Pie crust is an unsung hero of desserts.  Always taken for granted, it is the foundation of pies, crostatas, and tarts, and a bad one can reduce your masterpiece to an epic failure.

Yes, store bought crust is an option, but it is one that I strongly urge against.  Most commercially prepared crusts are made with hydrogenated fats. Hydrogenated fats (also called trans-fats) are manufactured fats created during a process called hydrogenation whereby hydrogen units are added to polyunsaturated fatty acids to prevent them from becoming rancid and to keep them solid at room temperature. They are extremely bad for your health.

Even the crusts that are made without trans-fats are lackluster.  The lusters they lack are both flavor and texture.
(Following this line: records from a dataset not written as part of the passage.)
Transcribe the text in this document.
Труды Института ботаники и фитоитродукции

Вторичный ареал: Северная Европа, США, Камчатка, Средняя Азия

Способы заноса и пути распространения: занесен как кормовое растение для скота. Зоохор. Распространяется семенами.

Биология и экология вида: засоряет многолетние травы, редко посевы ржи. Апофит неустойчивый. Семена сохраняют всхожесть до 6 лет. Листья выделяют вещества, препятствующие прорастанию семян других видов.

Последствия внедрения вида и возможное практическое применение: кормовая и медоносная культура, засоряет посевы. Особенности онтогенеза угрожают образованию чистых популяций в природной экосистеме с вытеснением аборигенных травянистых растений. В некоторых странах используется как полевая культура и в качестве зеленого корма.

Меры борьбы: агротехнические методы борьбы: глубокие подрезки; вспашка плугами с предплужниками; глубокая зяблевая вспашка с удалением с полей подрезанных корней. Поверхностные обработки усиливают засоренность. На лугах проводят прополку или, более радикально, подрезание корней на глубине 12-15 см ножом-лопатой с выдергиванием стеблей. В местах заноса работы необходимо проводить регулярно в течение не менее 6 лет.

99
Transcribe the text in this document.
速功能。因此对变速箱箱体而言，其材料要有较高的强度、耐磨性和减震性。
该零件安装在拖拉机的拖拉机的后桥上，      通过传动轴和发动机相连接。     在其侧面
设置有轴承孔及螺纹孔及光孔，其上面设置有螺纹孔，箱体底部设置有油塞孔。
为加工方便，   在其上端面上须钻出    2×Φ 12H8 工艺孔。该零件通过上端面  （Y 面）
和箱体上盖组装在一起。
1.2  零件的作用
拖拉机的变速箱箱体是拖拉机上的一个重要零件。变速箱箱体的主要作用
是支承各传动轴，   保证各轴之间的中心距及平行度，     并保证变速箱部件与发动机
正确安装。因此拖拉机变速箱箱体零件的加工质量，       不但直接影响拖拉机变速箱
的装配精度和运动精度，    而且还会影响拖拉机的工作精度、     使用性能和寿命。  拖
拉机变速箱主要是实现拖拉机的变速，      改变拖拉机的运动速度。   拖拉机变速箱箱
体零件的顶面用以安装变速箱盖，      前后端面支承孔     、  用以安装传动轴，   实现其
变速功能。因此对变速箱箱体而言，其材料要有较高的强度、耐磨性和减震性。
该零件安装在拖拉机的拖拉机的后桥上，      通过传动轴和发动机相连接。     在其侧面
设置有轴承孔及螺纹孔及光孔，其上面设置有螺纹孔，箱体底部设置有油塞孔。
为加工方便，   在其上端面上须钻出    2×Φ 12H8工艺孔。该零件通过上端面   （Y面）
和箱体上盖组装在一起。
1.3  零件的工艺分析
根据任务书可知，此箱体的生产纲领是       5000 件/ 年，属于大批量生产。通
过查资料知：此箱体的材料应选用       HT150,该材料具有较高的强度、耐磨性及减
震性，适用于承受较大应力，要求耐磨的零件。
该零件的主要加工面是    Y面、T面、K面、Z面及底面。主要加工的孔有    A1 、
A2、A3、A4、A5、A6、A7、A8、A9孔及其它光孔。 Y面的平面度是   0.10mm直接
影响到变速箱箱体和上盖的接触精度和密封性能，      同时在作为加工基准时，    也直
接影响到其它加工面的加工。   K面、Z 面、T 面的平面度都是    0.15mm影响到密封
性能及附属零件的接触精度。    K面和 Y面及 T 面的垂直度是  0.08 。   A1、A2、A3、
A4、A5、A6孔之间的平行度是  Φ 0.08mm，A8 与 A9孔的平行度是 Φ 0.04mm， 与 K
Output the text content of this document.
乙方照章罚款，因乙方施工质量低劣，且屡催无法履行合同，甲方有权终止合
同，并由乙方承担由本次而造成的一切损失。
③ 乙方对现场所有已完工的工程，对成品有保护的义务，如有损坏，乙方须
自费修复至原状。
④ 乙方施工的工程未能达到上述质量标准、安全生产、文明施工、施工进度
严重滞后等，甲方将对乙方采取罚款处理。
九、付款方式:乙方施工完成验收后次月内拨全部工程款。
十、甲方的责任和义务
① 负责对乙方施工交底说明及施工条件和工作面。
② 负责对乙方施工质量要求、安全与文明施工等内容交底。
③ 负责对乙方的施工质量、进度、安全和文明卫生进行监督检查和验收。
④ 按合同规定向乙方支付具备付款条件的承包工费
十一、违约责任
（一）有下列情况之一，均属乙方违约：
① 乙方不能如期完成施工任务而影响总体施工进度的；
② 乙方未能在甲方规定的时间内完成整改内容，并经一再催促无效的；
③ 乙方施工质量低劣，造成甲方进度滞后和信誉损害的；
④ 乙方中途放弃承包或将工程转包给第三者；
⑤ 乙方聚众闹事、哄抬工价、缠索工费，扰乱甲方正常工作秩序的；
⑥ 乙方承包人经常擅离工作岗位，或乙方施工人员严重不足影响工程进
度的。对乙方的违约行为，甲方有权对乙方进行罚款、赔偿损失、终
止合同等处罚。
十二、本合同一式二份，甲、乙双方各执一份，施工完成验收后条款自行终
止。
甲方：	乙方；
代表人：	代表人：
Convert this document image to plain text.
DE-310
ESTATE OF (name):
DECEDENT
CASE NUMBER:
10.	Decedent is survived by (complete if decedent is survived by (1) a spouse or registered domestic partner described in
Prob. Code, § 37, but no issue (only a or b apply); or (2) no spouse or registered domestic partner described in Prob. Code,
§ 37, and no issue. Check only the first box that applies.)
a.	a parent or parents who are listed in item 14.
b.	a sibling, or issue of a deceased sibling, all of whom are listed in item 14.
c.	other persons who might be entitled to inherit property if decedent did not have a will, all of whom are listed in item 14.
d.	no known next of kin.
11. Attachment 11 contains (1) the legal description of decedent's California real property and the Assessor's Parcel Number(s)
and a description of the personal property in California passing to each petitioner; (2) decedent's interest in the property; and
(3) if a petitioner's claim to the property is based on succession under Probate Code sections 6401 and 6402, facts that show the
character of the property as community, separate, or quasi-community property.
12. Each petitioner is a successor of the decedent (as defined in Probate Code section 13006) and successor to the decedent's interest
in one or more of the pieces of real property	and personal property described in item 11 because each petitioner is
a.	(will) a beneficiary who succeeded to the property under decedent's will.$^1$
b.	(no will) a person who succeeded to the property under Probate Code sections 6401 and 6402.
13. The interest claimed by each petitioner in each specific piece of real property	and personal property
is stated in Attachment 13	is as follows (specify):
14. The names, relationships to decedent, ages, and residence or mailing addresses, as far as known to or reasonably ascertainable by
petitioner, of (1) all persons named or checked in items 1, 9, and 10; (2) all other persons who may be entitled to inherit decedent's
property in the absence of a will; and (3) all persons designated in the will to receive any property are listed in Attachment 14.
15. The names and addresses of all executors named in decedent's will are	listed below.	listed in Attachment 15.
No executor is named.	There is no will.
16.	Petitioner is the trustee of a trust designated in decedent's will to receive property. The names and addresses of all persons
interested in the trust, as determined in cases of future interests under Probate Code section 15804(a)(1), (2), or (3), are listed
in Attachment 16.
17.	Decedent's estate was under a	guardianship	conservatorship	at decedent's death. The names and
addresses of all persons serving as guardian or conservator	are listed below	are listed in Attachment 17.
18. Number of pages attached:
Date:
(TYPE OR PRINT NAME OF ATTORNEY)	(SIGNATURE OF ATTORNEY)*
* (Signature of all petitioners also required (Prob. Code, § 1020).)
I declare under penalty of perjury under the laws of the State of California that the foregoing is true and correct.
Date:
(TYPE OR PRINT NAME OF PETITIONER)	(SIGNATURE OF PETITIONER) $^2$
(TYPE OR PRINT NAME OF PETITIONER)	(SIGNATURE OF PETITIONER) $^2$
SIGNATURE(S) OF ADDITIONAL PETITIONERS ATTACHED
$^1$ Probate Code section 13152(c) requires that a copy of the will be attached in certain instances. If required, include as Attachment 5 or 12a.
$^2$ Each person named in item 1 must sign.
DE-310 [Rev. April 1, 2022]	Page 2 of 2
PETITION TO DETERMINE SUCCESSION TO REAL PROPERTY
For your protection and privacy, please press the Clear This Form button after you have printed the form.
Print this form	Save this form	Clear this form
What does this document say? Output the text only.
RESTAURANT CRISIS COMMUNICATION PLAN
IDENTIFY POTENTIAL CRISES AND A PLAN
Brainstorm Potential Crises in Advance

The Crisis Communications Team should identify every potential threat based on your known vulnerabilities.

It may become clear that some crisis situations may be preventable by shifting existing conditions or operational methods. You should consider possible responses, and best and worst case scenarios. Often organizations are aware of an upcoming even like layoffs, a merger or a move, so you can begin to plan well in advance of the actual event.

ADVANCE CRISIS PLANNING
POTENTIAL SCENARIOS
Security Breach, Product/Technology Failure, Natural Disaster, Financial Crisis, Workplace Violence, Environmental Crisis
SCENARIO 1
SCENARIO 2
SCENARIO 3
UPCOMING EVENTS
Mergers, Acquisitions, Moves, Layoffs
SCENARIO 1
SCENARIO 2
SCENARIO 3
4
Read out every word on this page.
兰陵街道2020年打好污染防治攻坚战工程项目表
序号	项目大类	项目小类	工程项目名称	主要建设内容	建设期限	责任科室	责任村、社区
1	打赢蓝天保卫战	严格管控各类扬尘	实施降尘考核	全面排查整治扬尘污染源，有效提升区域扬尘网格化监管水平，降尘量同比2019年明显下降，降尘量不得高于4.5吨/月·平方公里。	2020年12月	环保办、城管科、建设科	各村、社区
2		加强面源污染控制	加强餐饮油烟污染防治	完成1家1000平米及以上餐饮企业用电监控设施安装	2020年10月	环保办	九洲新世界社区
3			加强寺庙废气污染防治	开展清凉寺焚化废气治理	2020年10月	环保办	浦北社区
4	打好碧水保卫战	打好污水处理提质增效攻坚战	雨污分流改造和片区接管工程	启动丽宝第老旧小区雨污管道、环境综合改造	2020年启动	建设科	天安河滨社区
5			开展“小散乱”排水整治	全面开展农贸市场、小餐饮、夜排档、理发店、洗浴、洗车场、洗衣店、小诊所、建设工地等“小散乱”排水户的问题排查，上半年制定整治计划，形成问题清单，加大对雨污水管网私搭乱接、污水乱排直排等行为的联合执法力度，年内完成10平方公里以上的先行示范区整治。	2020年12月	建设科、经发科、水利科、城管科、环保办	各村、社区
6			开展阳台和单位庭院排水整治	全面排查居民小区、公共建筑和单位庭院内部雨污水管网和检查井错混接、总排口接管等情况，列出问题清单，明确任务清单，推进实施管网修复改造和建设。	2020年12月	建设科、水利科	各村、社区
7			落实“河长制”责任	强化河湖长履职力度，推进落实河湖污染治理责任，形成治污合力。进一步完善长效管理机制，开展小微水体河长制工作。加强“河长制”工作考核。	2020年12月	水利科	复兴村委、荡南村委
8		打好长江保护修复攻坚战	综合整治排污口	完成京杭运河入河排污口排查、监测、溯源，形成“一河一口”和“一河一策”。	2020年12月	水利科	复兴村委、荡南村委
Texture of pie crust is mission critical.  Both the composition of ingredients and the mixing method determine the final texture.  If the flour is not well mixed with the fat in the initial process, the flour will bind with water which will cause the gluten matrix to develop improperly and you will have a tough crust.

The quality and measurement of your ingredients is also very important to your final product.  I recommend King Arthur Flour. This is not a paid endorsement; I receive no perquisites or consideration from King Arthur.  It is a noticeably superior flour.  Second, either weigh your flour or spoon it into the measuring cups.  Do not scoop with your cup measures.  It makes a difference.

I developed this recipe for Thanksgiving this year, and we loved the way it came out. I hope you will, too.